Start-up brings
storage to wireless
By Ben
Charny
Special to CNET News.com
April 18, 2001, 4:00 a.m. PT
http://news.cnet.com/news/0-1004-200-5644403.html?tag=prntfr
The same technology
that lets computer users store information remotely on the Internet is on
its way to cell phones.
Beginning later this
year, users of cell phones that have an Internet browser made by Access,
whose customers include Japanese wireless giant NTT DoCoMo, will be able
to use files that once were off limits because they were larger than their
phones were built to handle.
The technology behind
this is called "remote storage," which lets consumers take
files, store them on the Internet, then access them whenever they want.

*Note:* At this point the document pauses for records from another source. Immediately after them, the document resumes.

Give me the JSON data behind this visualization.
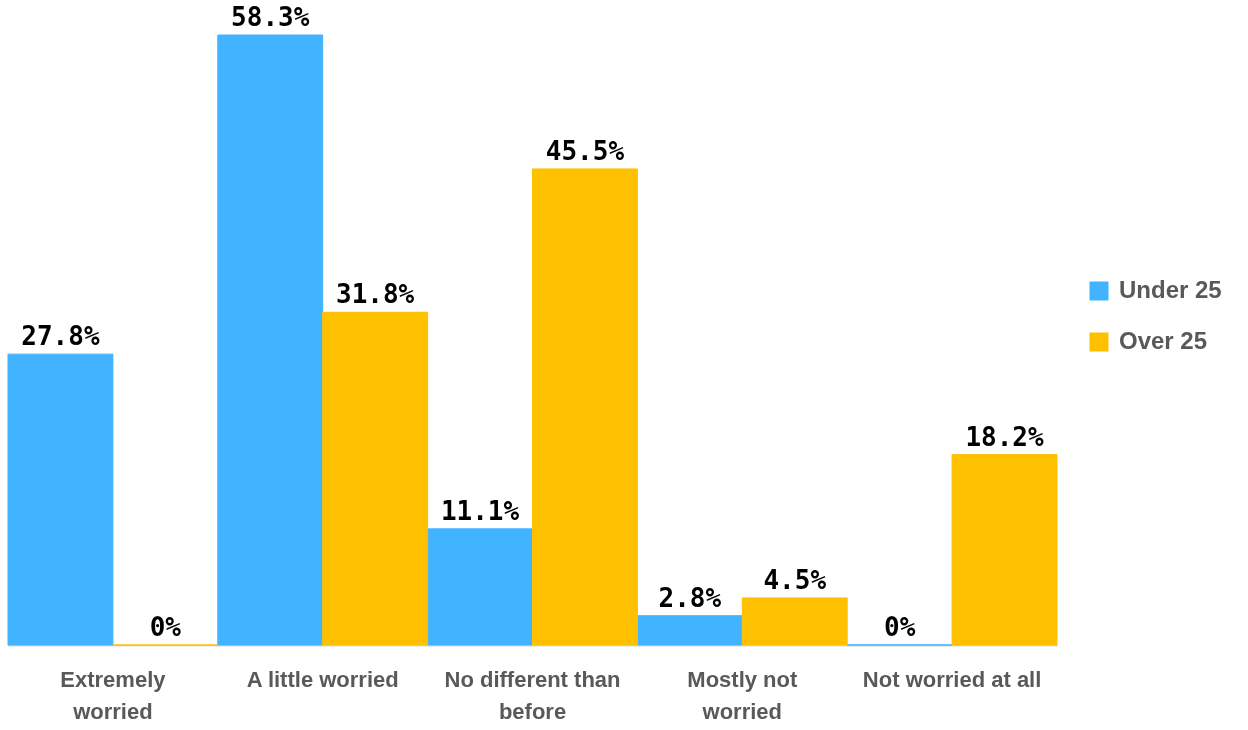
{
  "chart_data": {
    "type": "bar",
    "categories": [
      "Extremely worried",
      "A little worried",
      "No different than before",
      "Mostly not worried",
      "Not worried at all"
    ],
    "series": [
      {
        "name": "Under 25",
        "color": "#41b3ff",
        "values": [
          27.8,
          58.3,
          11.1,
          2.8,
          0
        ],
        "value_labels": [
          "27.8%",
          "58.3%",
          "11.1%",
          "2.8%",
          "0%"
        ]
      },
      {
        "name": "Over 25",
        "color": "#ffc000",
        "values": [
          0,
          31.8,
          45.5,
          4.5,
          18.2
        ],
        "value_labels": [
          "0%",
          "31.8%",
          "45.5%",
          "4.5%",
          "18.2%"
        ]
      }
    ],
    "legend": "right",
    "tick_labels": "x"
  }
}
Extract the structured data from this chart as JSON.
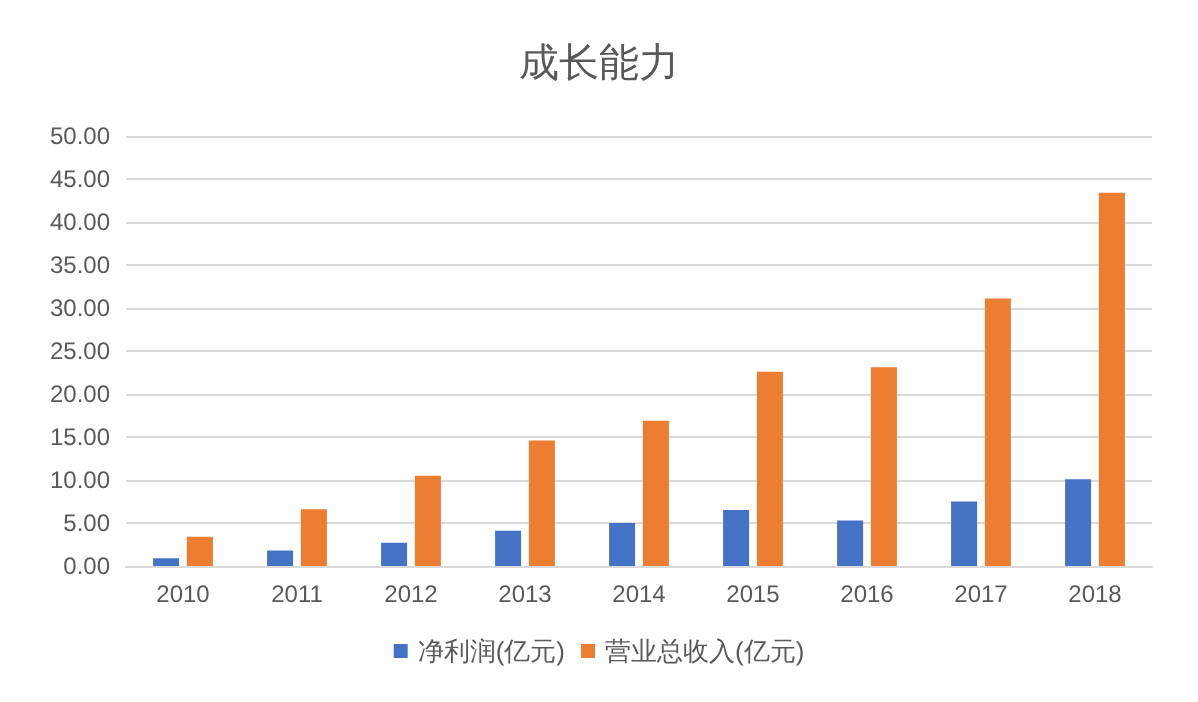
{
  "chart_data": {
    "type": "bar",
    "title": "成长能力",
    "categories": [
      "2010",
      "2011",
      "2012",
      "2013",
      "2014",
      "2015",
      "2016",
      "2017",
      "2018"
    ],
    "series": [
      {
        "name": "净利润(亿元)",
        "color": "#4472c4",
        "values": [
          0.9,
          1.8,
          2.7,
          4.1,
          5.0,
          6.5,
          5.3,
          7.5,
          10.1
        ]
      },
      {
        "name": "营业总收入(亿元)",
        "color": "#ed7d31",
        "values": [
          3.4,
          6.6,
          10.5,
          14.6,
          16.9,
          22.6,
          23.1,
          31.1,
          43.4
        ]
      }
    ],
    "ylim": [
      0,
      50
    ],
    "yticks": [
      {
        "value": 0,
        "label": "0.00"
      },
      {
        "value": 5,
        "label": "5.00"
      },
      {
        "value": 10,
        "label": "10.00"
      },
      {
        "value": 15,
        "label": "15.00"
      },
      {
        "value": 20,
        "label": "20.00"
      },
      {
        "value": 25,
        "label": "25.00"
      },
      {
        "value": 30,
        "label": "30.00"
      },
      {
        "value": 35,
        "label": "35.00"
      },
      {
        "value": 40,
        "label": "40.00"
      },
      {
        "value": 45,
        "label": "45.00"
      },
      {
        "value": 50,
        "label": "50.00"
      }
    ],
    "grid": "y",
    "legend": "bottom"
  }
}
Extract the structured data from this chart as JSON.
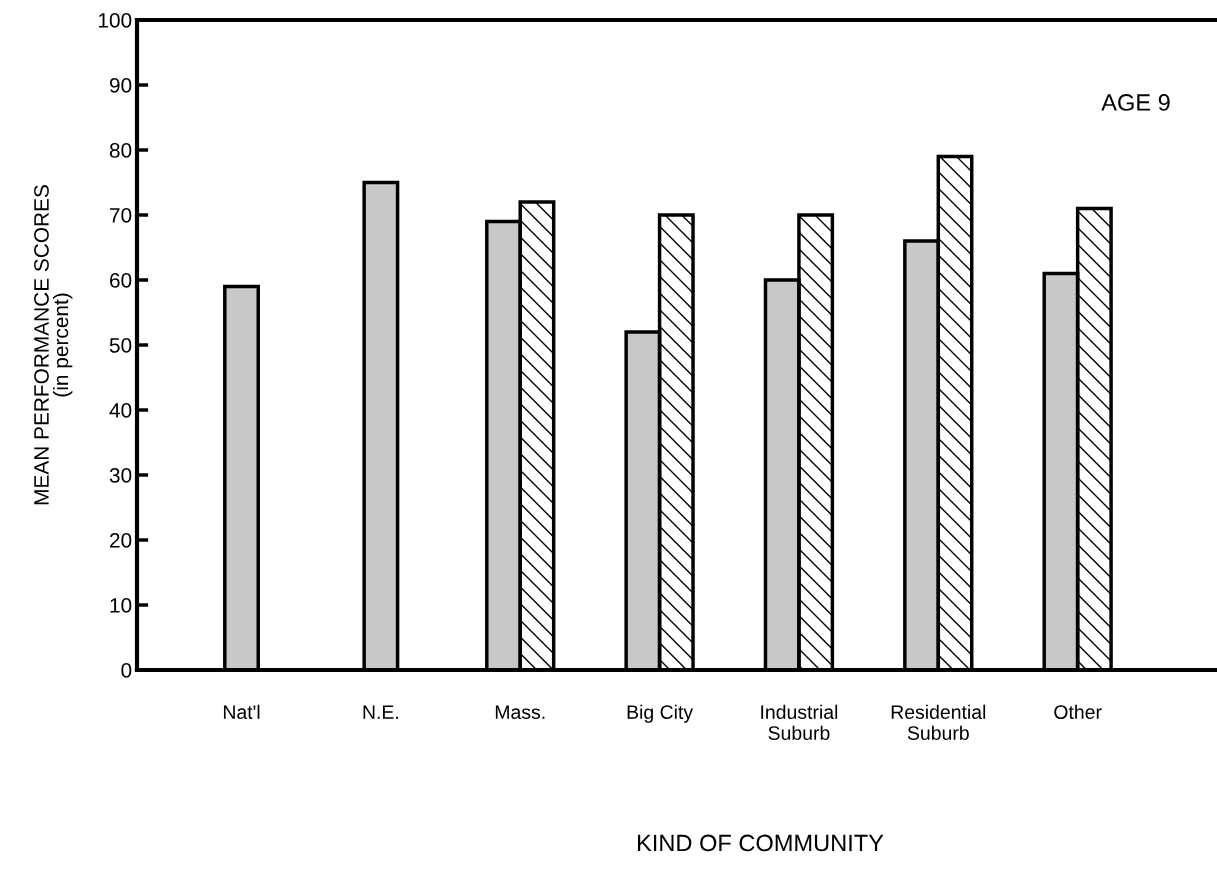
{
  "chart_data": {
    "type": "bar",
    "xlabel": "KIND OF COMMUNITY",
    "ylabel": "MEAN PERFORMANCE SCORES\n(in percent)",
    "categories": [
      "Nat'l",
      "N.E.",
      "Mass.",
      "Big City",
      "Industrial\nSuburb",
      "Residential\nSuburb",
      "Other"
    ],
    "series": [
      {
        "color": "#c8c8c8",
        "values": [
          59,
          75,
          69,
          52,
          60,
          66,
          61
        ]
      },
      {
        "color": "#000000",
        "values": [
          null,
          null,
          72,
          70,
          70,
          79,
          71
        ]
      }
    ],
    "ylim": [
      0,
      100
    ],
    "yticks": [
      0,
      10,
      20,
      30,
      40,
      50,
      60,
      70,
      80,
      90,
      100
    ],
    "annotations": [
      "AGE 9"
    ],
    "grid": false,
    "legend": false
  }
}
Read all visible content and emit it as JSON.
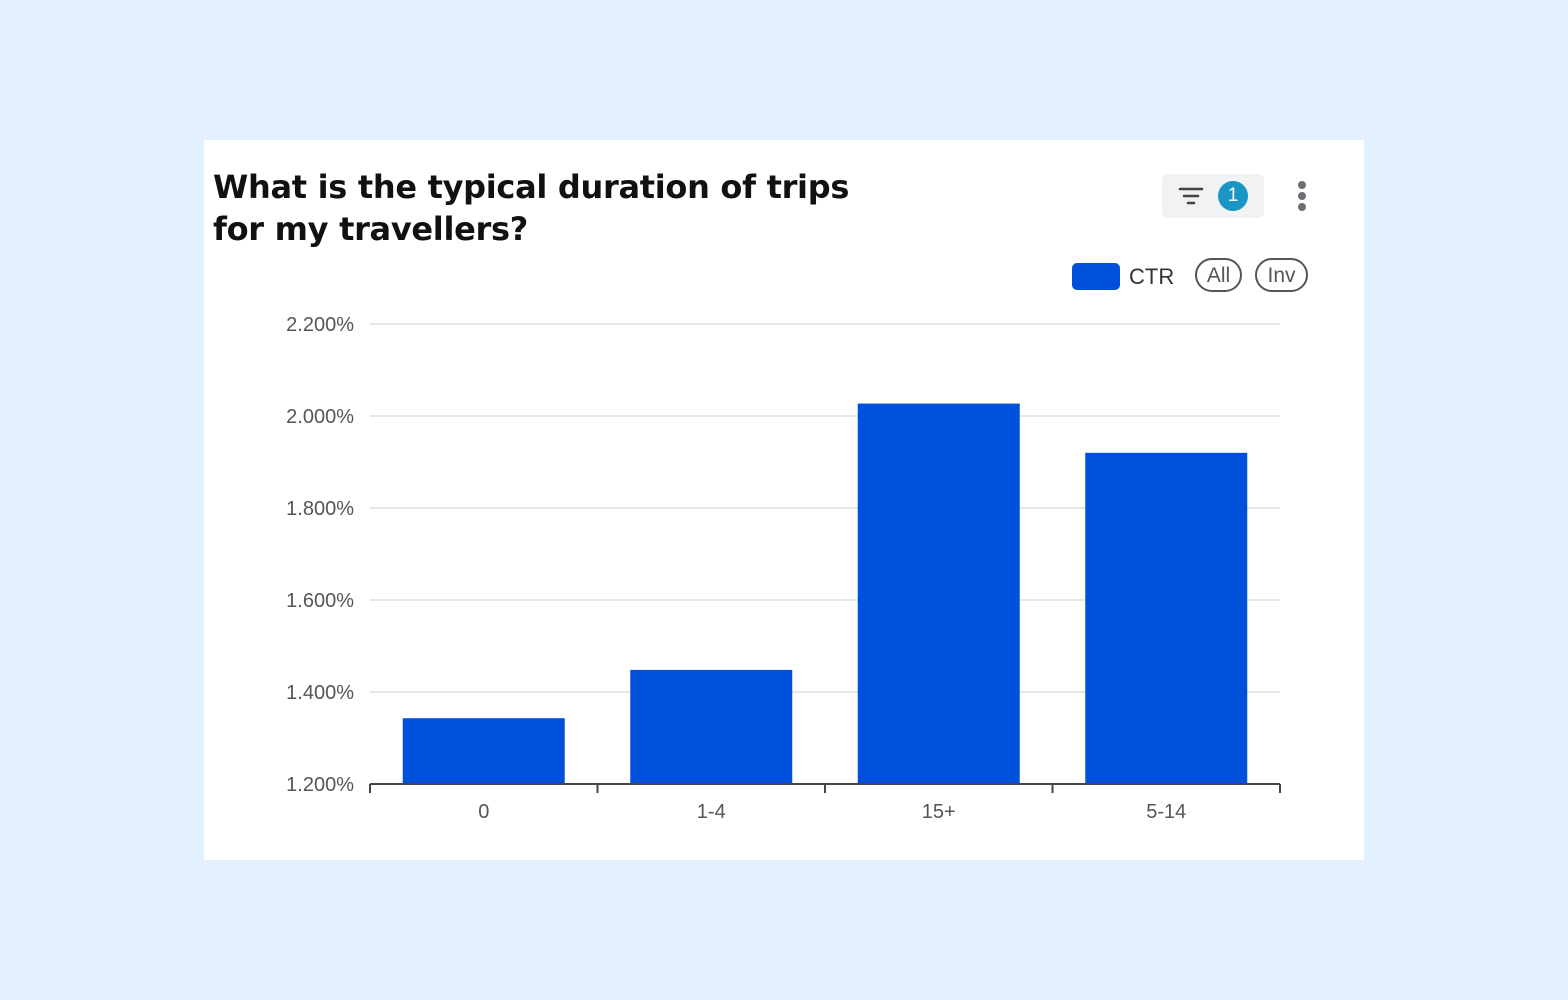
{
  "card": {
    "title": "What is the typical duration of trips for my travellers?"
  },
  "toolbar": {
    "filter_icon": "filter-icon",
    "filter_count": "1",
    "more_icon": "more-vertical-icon"
  },
  "legend": {
    "series_label": "CTR",
    "all_label": "All",
    "inv_label": "Inv"
  },
  "colors": {
    "bar": "#0050db",
    "badge": "#1b95c4",
    "grid": "#e3e7ec",
    "axis": "#444444"
  },
  "chart_data": {
    "type": "bar",
    "categories": [
      "0",
      "1-4",
      "15+",
      "5-14"
    ],
    "series": [
      {
        "name": "CTR",
        "values": [
          1.343,
          1.448,
          2.027,
          1.92
        ]
      }
    ],
    "ylim": [
      1.2,
      2.2
    ],
    "yticks": [
      1.2,
      1.4,
      1.6,
      1.8,
      2.0,
      2.2
    ],
    "ytick_labels": [
      "1.200%",
      "1.400%",
      "1.600%",
      "1.800%",
      "2.000%",
      "2.200%"
    ],
    "grid": true,
    "legend_position": "top-right",
    "xlabel": "",
    "ylabel": ""
  }
}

It's been a part of the wired Internet's business for more than half a
decade.
Storage-system makers
such as EMC and Network Appliance have built huge businesses selling their
wares to corporations and telecommunications companies trying to organize
vast sums of digital information. Access would like to tap a similar need
in the wireless networking market.
Access is using U.S.
company i-Drive to make this possible, according to a deal announced
Tuesday. Analysts say there are more of these types of deals in the works.
Access' service has a
chance to take off, analysts say, especially in Asian and European
countries where the cell phone is often the computing vehicle of choice.
"I expect the
most interest in the near term is from markets outside the United States
like in Japan where there is a consumer base that wants to manage and
access rich media," said Jupiter Research analyst Joe Laszlo.
He and other analysts
say that regardless of where the service is used, the idea is intriguing
because it addresses one of the longest-standing problems that phone
customers and the telephone industry have faced.
There are tens of
thousands of software developers right now trying to create new things for
a phone to do. Telephone service providers are building networks to stream
these same software applications to cell phones.
Even handset makers
have been preparing phones that can do the stuff that once was considered
science fiction, like installing full-color screens for videoconferencing,
interactive game playing or global positioning.
But one major
roadblock has always been in the way: A cell phone is small for a reason;
it needs to be portable and unobtrusive. But sacrificing size also means
sacrificing the amount of hardware installed on the phone.
A typical phone comes
with the ability to store about 2 megabits of information. A music file,
on the other hand, is anywhere between 5 megabits and 8 megabits.
But by using remote
storage, the file doesn't have to live inside the phone's limited memory.
Instead, bits and pieces are sent one at a time for a phone to use. The
technique is known as streaming.
"The reason this
wasn't done earlier, quite frankly, is that the technology that we dealt
with and the technology available to the mass market wasn't there,"
said Marty Smuin, Access' executive vice president.